L'Europe centrale dispose de nombreux atouts pour attirer les investissements, notamment son appartenance à l'Union européenne (UE) et sa proximité géographique avec les pays membres avancés. En outre, ces économies disposent d'une base manufacturière solide — même si la part de cette dernière dans la valeur ajoutée totale a légèrement diminué en République tchèque et en Hongrie en 2023 par rapport à 2000. Elle a quelque peu augmenté en Pologne et en Slovaquie. Les salaires restent compétitifs par rapport aux économies avancées de l'UE, même s'ils ont augmenté rapidement ces dernières années. En outre, la forte proportion de travailleurs qualifiés est également un atout. La part de l'emploi total dans les secteurs de moyenne/haute technologie et les services à haute intensité de connaissances est proche de la moyenne de l'UE, sauf en Roumanie.

Les investissements directs étrangers dans la région ont été important ces dernières années. Le stock d'IDE entrants dans cinq économies d'Europe centrale a ainsi atteint USD 857 milliards en 2023 (46% du PIB) et a été multiplié par 1,6 entre 2010 et 2023. L'Europe centrale restera à l’avenir une destination attrayante pour les investissements étrangers à court et à moyen terme.

Renforcement des liens économiques avec la Chine et mesures de soutien massif de l'Allemagne

Les tensions commerciales croissantes entre les États-Unis et la Chine pourraient favoriser les flux d'investissement chinois en Europe centrale. Jusqu'à présent, la Hongrie a été le principal bénéficiaire des flux en provenance d'Asie, principalement de Chine[6]. Ces investissements sont concentrés dans le secteur automobile, conformément à la stratégie hongroise visant à devenir à moyen terme un acteur clé de l'industrie des batteries. La Pologne a également bénéficié de ces flux, mais dans une moindre mesure.
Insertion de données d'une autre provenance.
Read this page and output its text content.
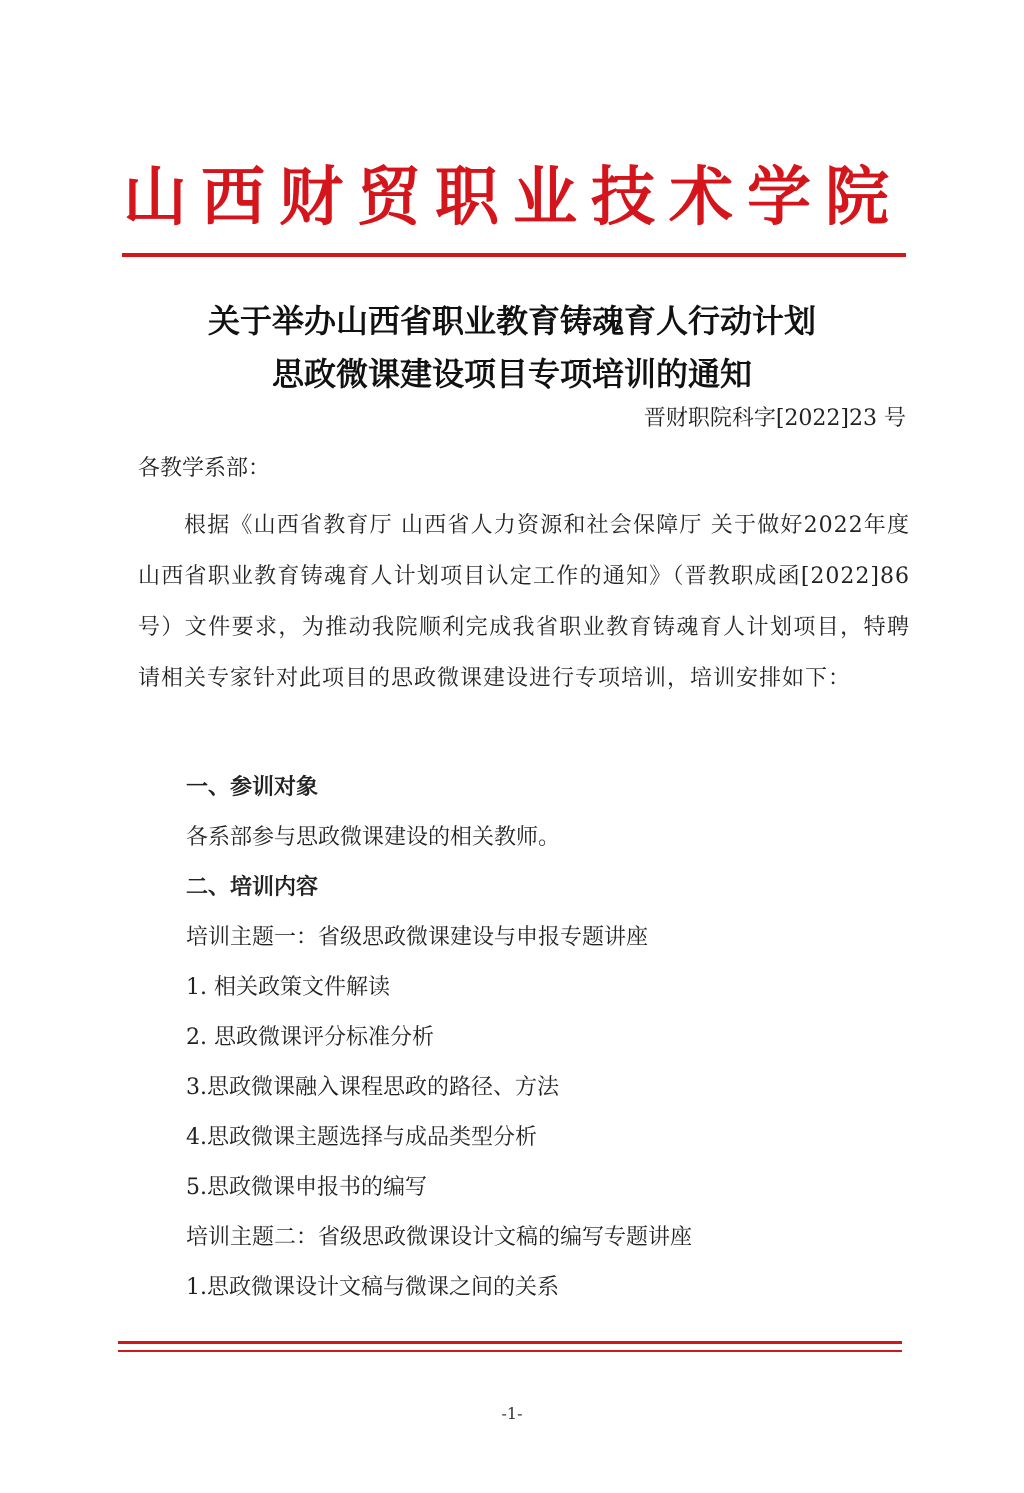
山西财贸职业技术学院
关于举办山西省职业教育铸魂育人行动计划
思政微课建设项目专项培训的通知
晋财职院科字[2022]23 号
各教学系部：
根据《山西省教育厅 山西省人力资源和社会保障厅 关于做好2022年度山西省职业教育铸魂育人计划项目认定工作的通知》（晋教职成函[2022]86号）文件要求，为推动我院顺利完成我省职业教育铸魂育人计划项目，特聘请相关专家针对此项目的思政微课建设进行专项培训，培训安排如下：
一、参训对象
各系部参与思政微课建设的相关教师。
二、培训内容
培训主题一：省级思政微课建设与申报专题讲座
1. 相关政策文件解读
2. 思政微课评分标准分析
3.思政微课融入课程思政的路径、方法
4.思政微课主题选择与成品类型分析
5.思政微课申报书的编写
培训主题二：省级思政微课设计文稿的编写专题讲座
1.思政微课设计文稿与微课之间的关系
-1-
Les économies des pays d'Europe centrale et orientale bénéficieront à moyen terme du vaste plan d'investissement dans les infrastructures et la défense de l'Allemagne. Les exportations de matériaux de construction, de machines et d'équipements électriques à destination de ce partenaire devraient ainsi augmenter. Enfin, il convient de rappeler que les pays d’Europe centrale sont des bénéficiaires nets des fonds européens, qui sont cruciaux pour leurs économies. Ces fonds leur permettent de lancer des réformes dans divers secteurs, de développer l’innovation et de progresser dans les chaînes de valeur. L’Union européenne a ainsi versé aux pays de la région un total de EUR 382 milliards entre 2004 et 2023 (22,4% du PIB de la région).


[1] Dans notre note, les économies d'Europe centrale font référence à la République tchèque, à la Slovaquie, à la Hongrie, à la Pologne et à la Roumanie.

[2] Les droits de douane imposés par les États-Unis, sur une base pondérée en fonction des échanges, sont compris entre 1,43 % pour la Hongrie et 2,4 % pour la Slovaquie.

[3] Une baisse de 1% des exportations a été prise en compte dans les calculs. Les pays d’Europe centrale ont généralement enregistré une croissance de leurs exportations vers l'Allemagne ces dernières années.

[4] La question de la chute du dollar : Qu'est-ce qui est différent cette fois-ci ? Isabelle Mateos y Lago.

[5] Graphique de la semaine : Europe centrale : Montée en gamme dans la chaîne de valeur.

[6] Hongrie - Investissement : une stratégie pour relancer la croissance - novembre 2024.